Nie zu spät für Dekadenz
Michael Monroe hat seine Apotheose verpasst: Als die Hanoi Rocks schon überall kopiert wurden, aber zugleich immer noch Geheimtipps waren, setzte sich ihr Drummer Razzle in ein Auto, das Vince Neil von Mötley Crüe in einen Unfall steuerte. Razzle starb und hinterließ eine Band, die darüber zerfiel. Daran hat Michael Monroe wohl heute noch zu knabbern - viele seiner Songs handeln von den „good old bad days“-, aber besiegt oder entkernt hat ihn der Schlag nicht, so wenig wie das durchaus ernste Problem, dass er seine Grundhaltung einer Szene verdankt, die wie die meisten Rock-’n’-Roll-Früchtchen das Älterwerden mit dem Verfaulen gleichsetzte und da gar nicht hinwollte. Andere Überlebende in vergleichbarer Lage entdecken auf ihre alten Tage den Reiz der Wehmut (die beiden überwältigend, ja heilsbringend schmalzigen Nummern „Rough Boy“ und „Crying in the Rain“ auf der aktuellen Coverversionen-Platte „Skeletons“ des ewigen Wutwichtels Glenn Danzig sind das derzeit schönste Beispiel hierfür), aber Monroe muss die Bitterkeit des Alters nicht fürchten, denn er war schon als Jungspund ebenso bitter wie salzig und süß („Yeah, I talk so bad and I look so mean / On the Boulevard of Broken Dreams“ heißt es bereits auf „Two Steps from the Move“).
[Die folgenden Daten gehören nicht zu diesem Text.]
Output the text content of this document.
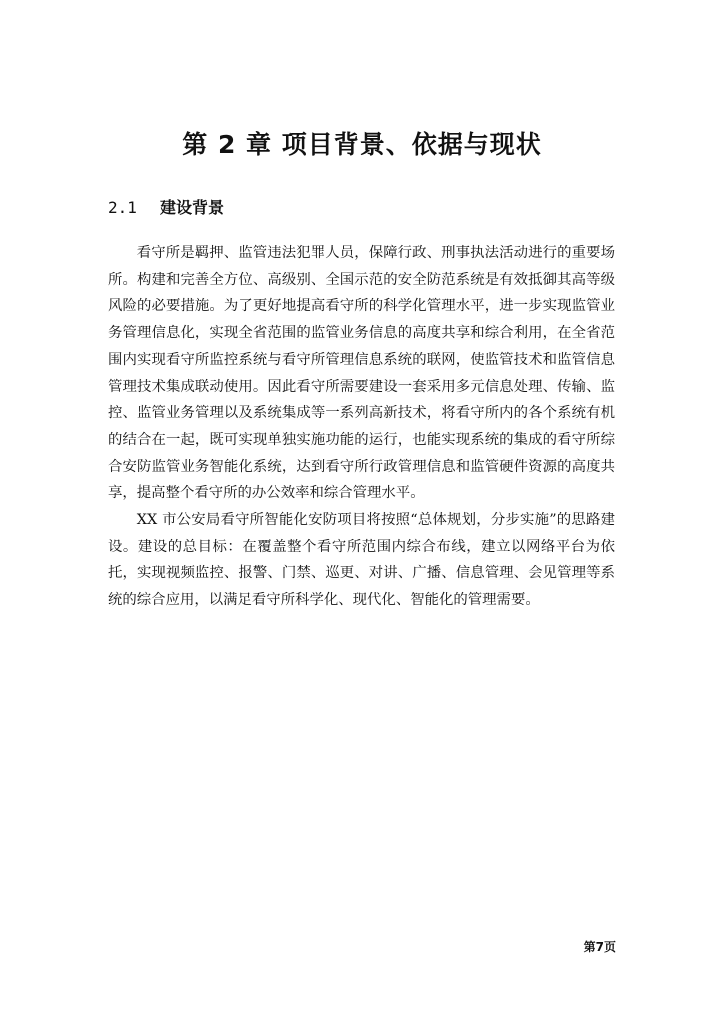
第 2 章 项目背景、依据与现状
2.1 建设背景

看守所是羁押、监管违法犯罪人员，保障行政、刑事执法活动进行的重要场所。构建和完善全方位、高级别、全国示范的安全防范系统是有效抵御其高等级风险的必要措施。为了更好地提高看守所的科学化管理水平，进一步实现监管业务管理信息化，实现全省范围的监管业务信息的高度共享和综合利用，在全省范围内实现看守所监控系统与看守所管理信息系统的联网，使监管技术和监管信息管理技术集成联动使用。因此看守所需要建设一套采用多元信息处理、传输、监控、监管业务管理以及系统集成等一系列高新技术，将看守所内的各个系统有机的结合在一起，既可实现单独实施功能的运行，也能实现系统的集成的看守所综合安防监管业务智能化系统，达到看守所行政管理信息和监管硬件资源的高度共享，提高整个看守所的办公效率和综合管理水平。

XX 市公安局看守所智能化安防项目将按照“总体规划，分步实施”的思路建设。建设的总目标：在覆盖整个看守所范围内综合布线，建立以网络平台为依托，实现视频监控、报警、门禁、巡更、对讲、广播、信息管理、会见管理等系统的综合应用，以满足看守所科学化、现代化、智能化的管理需要。

第7页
Ob das, was er und seine männlichen Mitschlampen (der Schlagzeuger heißt himmlischerweise „Karl Rockfist“, es darf nicht wahr sein!) heute anrichten, ins Jahr 2015 passt, scheint Monroe so egal zu sein wie die Meinung der Medien („The papers and the magazines, they don’t let a story get ruined by truth.“), selten lärmt er länger als fünf Minuten am Stück (wir sind hier nicht in der Alten Oper, Eierkopf!), aber die Moral des Ganzen könnte tatsächlich kaum zeitgemäßer sein: Es ist nie zu spät für Dekadenz.